– Это правильно. Совсем по-другому на мужчину смотрят, когда он в очереди отстоял. У меня пара знакомых есть: они знали, что от армии никак не отмазаться, но аргументацию подали. Потом отслужили, вернулись, получили ответ от разрешителей и на стену повесили, как почётную грамоту.
Очередь за моей спиной зашевелилась. Из-за обитой дешёвым кожзамом двери появился парниша с огромной стопкой бланков и просветлённым лицом.
– Ну что? Ну что? – насели на него ожидающие.
– Сказали ещё несколько справок и свидетельств собрать, потом печати проставить, потом в корпус В, и ждать рассмотрения.
– Молодец! Так держать!
Прокуренные мужики похлопали парнишу по спине так, что часть бланков разлетелась. Тот улыбался, как помесь народного целителя и звезды среднего пошиба.
– Следующий! – приглушённо донеслось из-за заветной двери.
Толстая тётка поднялась и пошла в наступление, её муж в буром костюме напрягся и стал натужно хохмить. Я взглянул на часы. Такими темпами можно штаны насквозь протереть. Тщедушный мужичок за окном всё ещё гарцевал по газону, и мне тоже захотелось на воздух.

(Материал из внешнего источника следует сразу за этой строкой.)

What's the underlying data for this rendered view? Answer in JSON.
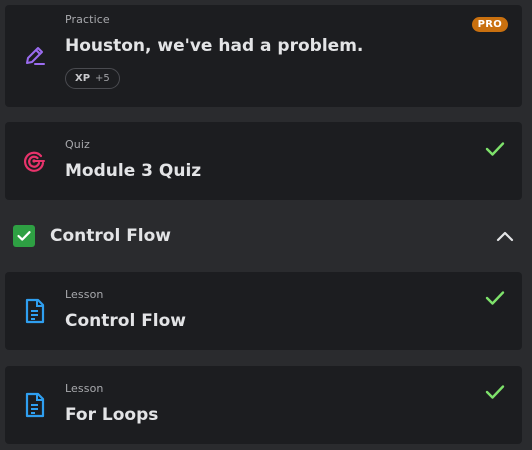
{
  "items": [
    {
      "kind": "Practice",
      "title": "Houston, we've had a problem.",
      "badge": "PRO",
      "xp_label": "XP",
      "xp_value": "+5",
      "icon": "pencil-icon",
      "completed": false
    },
    {
      "kind": "Quiz",
      "title": "Module 3 Quiz",
      "icon": "target-icon",
      "completed": true
    }
  ],
  "section": {
    "title": "Control Flow",
    "completed": true,
    "expanded": true
  },
  "lessons": [
    {
      "kind": "Lesson",
      "title": "Control Flow",
      "icon": "document-icon",
      "completed": true
    },
    {
      "kind": "Lesson",
      "title": "For Loops",
      "icon": "document-icon",
      "completed": true
    }
  ],
  "colors": {
    "background": "#2a2b2e",
    "card": "#1c1d20",
    "check_green": "#7ee26b",
    "section_check": "#2ea043",
    "pro_badge": "#c9700f",
    "practice_icon": "#9b6cf0",
    "quiz_icon": "#e8336b",
    "lesson_icon": "#2f9ff0"
  }
}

– Может, кофе попьём? – спросил я у решительной не-убийцы.
Она блеснула неотразимой улыбкой и согласилась.
Недобрые известия
Мирон Аркадьевич сидел в солидном удобном кресле и, пряча раздражение, листал газету. Он, к слову сказать, газет не жаловал, однако так уж издавна повелось в их роду. И отец, и дед, и прадед выписывали по несколько изданий, даже при том, что бумага была дорога, и в копеечку влетала им такая прихоть. Отец, бывало, говаривал: «Газета, сынок, не для того только надобна, чтобы новости узнать. Она для того ещё, чтобы и ты, и окружающие помнили, что ты человек знатный, образованный и состоятельный». В конце года он собственноручно делал подшивку и отправлял её храниться на чердак. Никто потом эти подшивки не перечитывал, но маленький тогда Мироша знал: отец втайне тешит себя мыслью, что его архив принесёт пользу будущим поколениям. Мирон Аркадьевич вздохнул и вернулся к чтению.
«Вот ведь неблагодарные скоты, – думал он, скользя взглядом по мелким строчкам. – Рабочий день им сократили, дали один выходной в неделю, а они всё не уймутся. Того и гляди, как на Западе, прав потребуют и пойдут баррикады строить!»
Аристократ снова отвлёкся от газеты. Он не любил недобрые известия, особенно на ночь. И за рубежом, и в Империи нарастала тревожность, и Мирон Аркадьевич, как не последний человек в Министерстве, спал всё беспокойнее.